LOIS WEINER: Well, I think it's important to understand that there are--No Child Left Behind is part of this global project to deprofessionalize teaching as an occupation. And the reason that it's important in this project to deprofessionalize teaching is that the thinking is that the biggest expenditure in education is teacher salaries. And they want to cut costs. They want to diminish the amount of money that's put into public education. And that means they have to lower teacher costs. And in order to do that, they have to deprofessionalize teaching. They have to make it a revolving door, in which we're not going to pay teachers very much. They're not going to stay very long. We're going to credential them really fast. They're going to go in. We're going to burn them up. They're going to leave in three, four, five years. And that's the model that they want.
So who is the biggest impediment to that occurring? Teachers' unions. And that is what explains this massive propaganda effort to say that teachers' unions are an impediment to reform.

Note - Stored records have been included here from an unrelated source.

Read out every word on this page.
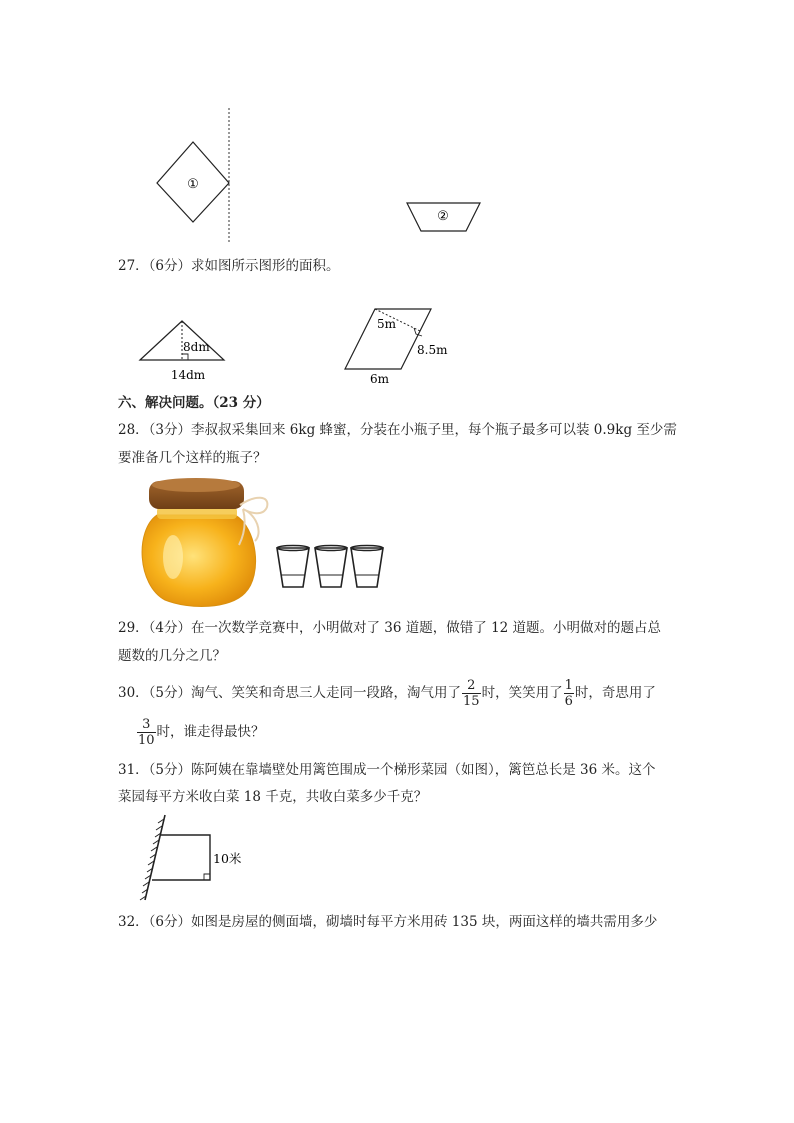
①
②
27．（6分）求如图所示图形的面积。
8dm
14dm
5m
8.5m
6m
六、解决问题。（23 分）
28．（3分）李叔叔采集回来 6kg 蜂蜜，分装在小瓶子里，每个瓶子最多可以装 0.9kg 至少需
要准备几个这样的瓶子？
29．（4分）在一次数学竞赛中，小明做对了 36 道题，做错了 12 道题。小明做对的题占总
题数的几分之几？
30．（5分）淘气、笑笑和奇思三人走同一段路，淘气用了 $\frac{2}{15}$ 时，笑笑用了 $\frac{1}{6}$ 时，奇思用了
$\frac{3}{10}$ 时，谁走得最快？
31．（5分）陈阿姨在靠墙壁处用篱笆围成一个梯形菜园（如图），篱笆总长是 36 米。这个
菜园每平方米收白菜 18 千克，共收白菜多少千克？
10米
32．（6分）如图是房屋的侧面墙，砌墙时每平方米用砖 135 块，两面这样的墙共需用多少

And in fact, they are an impediment to the deprofessionalization of teaching, which I think is a disaster. It's a disaster for public education.
Oh, and just one more little bit of clarification, in case there was any doubt: Teachers' salaries may be slated for cutting to the bone, but management, no way!

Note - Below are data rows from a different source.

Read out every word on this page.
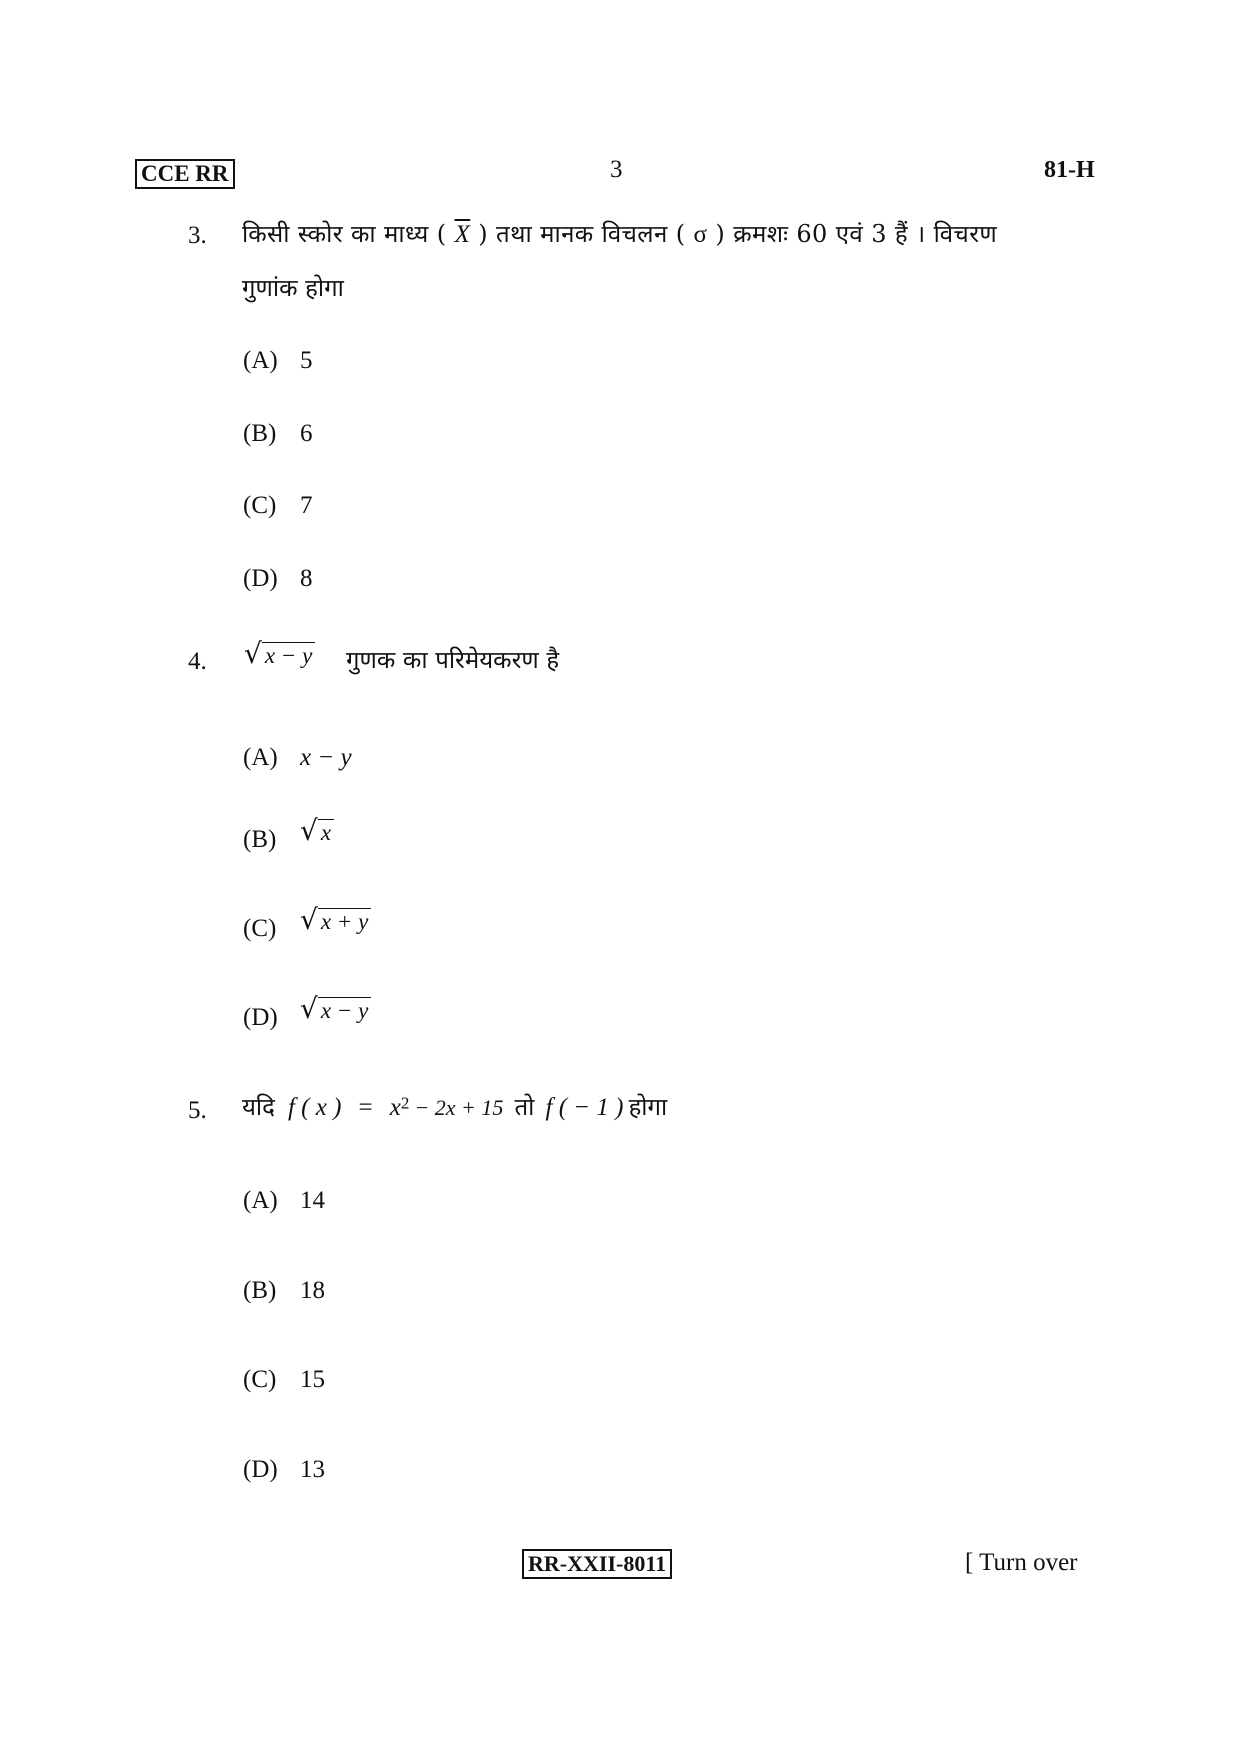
CCE RR	3	81-H
3. किसी स्कोर का माध्य ( $\overline{X}$ ) तथा मानक विचलन ( σ ) क्रमशः 60 एवं 3 हैं । विचरण
गुणांक होगा
(A) 5
(B) 6
(C) 7
(D) 8
4. √ x − y गुणक का परिमेयकरण है
(A) x − y
(B) √ x
(C) √ x + y
(D) √ x − y
5. यदि f ( x ) = $x^2 - 2x + 15$ तो f ( − 1 ) होगा
(A) 14
(B) 18
(C) 15
(D) 13
RR-XXII-8011	[ Turn over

JUAN GONZALEZ: Well, you know, one of the-I've been, for several years now, looking deeply into these charter schools, and especially their tax forms. And one of the things that has struck me as I look at their various audited financial statements is that, generally speaking, the pay levels of the teachers in the charter schools are far lower than they are for normal public school teachers, but the pay of the executives-
KAREN LEWIS: Yeah.
LOIS WEINER: Yes.
JUAN GONZALEZ: --of the charter schools is far higher--
KAREN LEWIS: Higher, yeah.
LOIS WEINER: Yes.
JUAN GONZALEZ: --than it is for superintendents. So you're, in essence, creating a much bigger wage gap in the schools through the charters--
LOIS WEINER: Yes.
JUAN GONZALEZ: --between management and the employees who actually cover the work.
LOIS WEINER: Yes.
JUAN GONZALEZ: I'm wondering what you found.

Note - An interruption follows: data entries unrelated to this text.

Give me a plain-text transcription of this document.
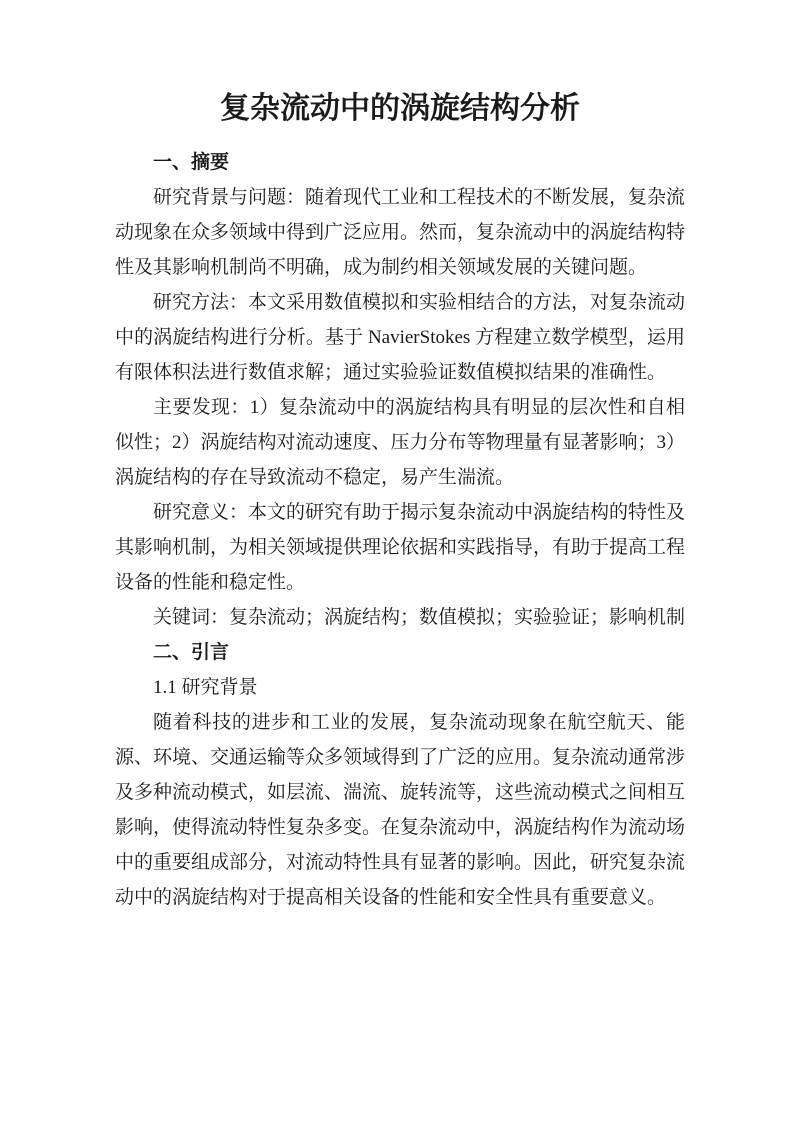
复杂流动中的涡旋结构分析
一、摘要

研究背景与问题：随着现代工业和工程技术的不断发展，复杂流动现象在众多领域中得到广泛应用。然而，复杂流动中的涡旋结构特性及其影响机制尚不明确，成为制约相关领域发展的关键问题。

研究方法：本文采用数值模拟和实验相结合的方法，对复杂流动中的涡旋结构进行分析。基于 NavierStokes 方程建立数学模型，运用有限体积法进行数值求解；通过实验验证数值模拟结果的准确性。

主要发现：1）复杂流动中的涡旋结构具有明显的层次性和自相似性；2）涡旋结构对流动速度、压力分布等物理量有显著影响；3）涡旋结构的存在导致流动不稳定，易产生湍流。

研究意义：本文的研究有助于揭示复杂流动中涡旋结构的特性及其影响机制，为相关领域提供理论依据和实践指导，有助于提高工程设备的性能和稳定性。

关键词：复杂流动；涡旋结构；数值模拟；实验验证；影响机制

二、引言

1.1 研究背景

随着科技的进步和工业的发展，复杂流动现象在航空航天、能源、环境、交通运输等众多领域得到了广泛的应用。复杂流动通常涉及多种流动模式，如层流、湍流、旋转流等，这些流动模式之间相互影响，使得流动特性复杂多变。在复杂流动中，涡旋结构作为流动场中的重要组成部分，对流动特性具有显著的影响。因此，研究复杂流动中的涡旋结构对于提高相关设备的性能和安全性具有重要意义。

LOIS WEINER: Well, that's part of the-you know, that's part of the thinking here, that teaching really is not--does not have to be a skilled profession, because we're not going to teach--we're not going to educate kids to do anything more than work in Wal-Mart or the equivalent. They only need a seventh or an eighth grade education, at most a ninth grade education, and so we don't need teachers who are more than, as Grover Whitehurst, a former Undersecretary of Education, said, "good enough." That's all we need is teachers who are "good enough" to follow scripted curriculum and to teach to these standardized tests. And if you only need teachers who are good enough, you don't have to pay them very much. And that's the project. And regardless of the rhetoric, regardless of the intentions of some of the people who are supporting these reforms, people like the Education Trust, whose work I respect, I think it's important that we look at something beyond the intentions and the rhetoric, and we really look at this project as being a project that's global in its nature.
So, yes, education is not yet getting the sort of sustained progressive attention that it needs. But things are starting to change, and we here at Open Left are not quite as alone as we might sometimes think or feel.
More and more, the word is getting out. Help us continue to spread it as the new school year starts.